June 11, 2008

Stored Procedures

A friend of mine is studying up for an SQL Server certification, and posted some commentary on a section about stored procedures.

I have to say I don't like the tone of the passage either. I think I see where the author's coming from, though, and, like the first commenter, I think it's largely for protection against injection attacks. In particular, I'd say it's because they provide language-agnostic protection against injection attacks. I almost wanna say that it's an attempt at protection against developer error creating attack vectors in your software.
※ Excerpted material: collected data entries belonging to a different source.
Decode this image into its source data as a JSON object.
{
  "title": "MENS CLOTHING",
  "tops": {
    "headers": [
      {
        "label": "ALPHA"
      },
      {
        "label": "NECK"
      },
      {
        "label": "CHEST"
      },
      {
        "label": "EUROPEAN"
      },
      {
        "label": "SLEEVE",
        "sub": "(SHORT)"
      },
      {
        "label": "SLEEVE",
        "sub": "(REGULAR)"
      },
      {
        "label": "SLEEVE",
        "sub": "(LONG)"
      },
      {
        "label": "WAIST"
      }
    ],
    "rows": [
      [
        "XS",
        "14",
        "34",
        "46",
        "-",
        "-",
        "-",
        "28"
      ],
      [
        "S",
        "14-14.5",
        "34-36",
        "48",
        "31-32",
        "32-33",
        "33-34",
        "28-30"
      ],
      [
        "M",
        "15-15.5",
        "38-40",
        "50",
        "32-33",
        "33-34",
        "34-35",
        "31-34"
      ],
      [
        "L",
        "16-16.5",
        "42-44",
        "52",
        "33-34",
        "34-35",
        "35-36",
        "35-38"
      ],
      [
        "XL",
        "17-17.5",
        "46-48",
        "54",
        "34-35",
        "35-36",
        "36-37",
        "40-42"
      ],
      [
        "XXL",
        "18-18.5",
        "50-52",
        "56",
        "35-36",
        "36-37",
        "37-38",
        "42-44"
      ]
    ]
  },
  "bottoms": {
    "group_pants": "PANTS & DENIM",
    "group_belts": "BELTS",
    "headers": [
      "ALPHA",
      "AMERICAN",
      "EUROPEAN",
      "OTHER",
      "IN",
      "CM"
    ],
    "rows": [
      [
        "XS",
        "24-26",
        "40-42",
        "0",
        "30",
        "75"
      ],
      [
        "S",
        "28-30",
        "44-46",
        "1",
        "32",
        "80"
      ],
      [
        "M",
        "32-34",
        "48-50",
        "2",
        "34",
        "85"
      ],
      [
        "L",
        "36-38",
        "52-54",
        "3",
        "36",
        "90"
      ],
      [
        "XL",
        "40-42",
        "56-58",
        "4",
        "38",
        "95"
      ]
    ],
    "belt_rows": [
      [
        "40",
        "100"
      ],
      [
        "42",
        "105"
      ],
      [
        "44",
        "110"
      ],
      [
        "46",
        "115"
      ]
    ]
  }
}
What I mean by this is simple: if your policy is to only ever use stored procedures, you don't have to worry about a choice of languages, libraries, or SQL server calls allowing end-users to get into your database. You don't have to depend on someone coding input sanitization (which you should do anyway) or the use of parameterized queries when all the data access is being done with delegated authority through a stored procedure.

1 comments:

Anonymous said...

Your point about client environment is well taken. I hadn't really considered the scenario of different front end languages/environments and how it would impact data access. However, I would say that it probably ought to be the responsibility of the developer to know the proper SQL injection prevention techniques for his/her programming environment. My main gripe was the idea that the database is something to be jealously guarded from all but the anointed DBA priesthood. It can become quite a hindrance when even a fairly trivial operation (adding a column to a test table, ahem) requires a DBA. You incur quite a bit of efficiency cost when the operation goes from 1 required person to 2.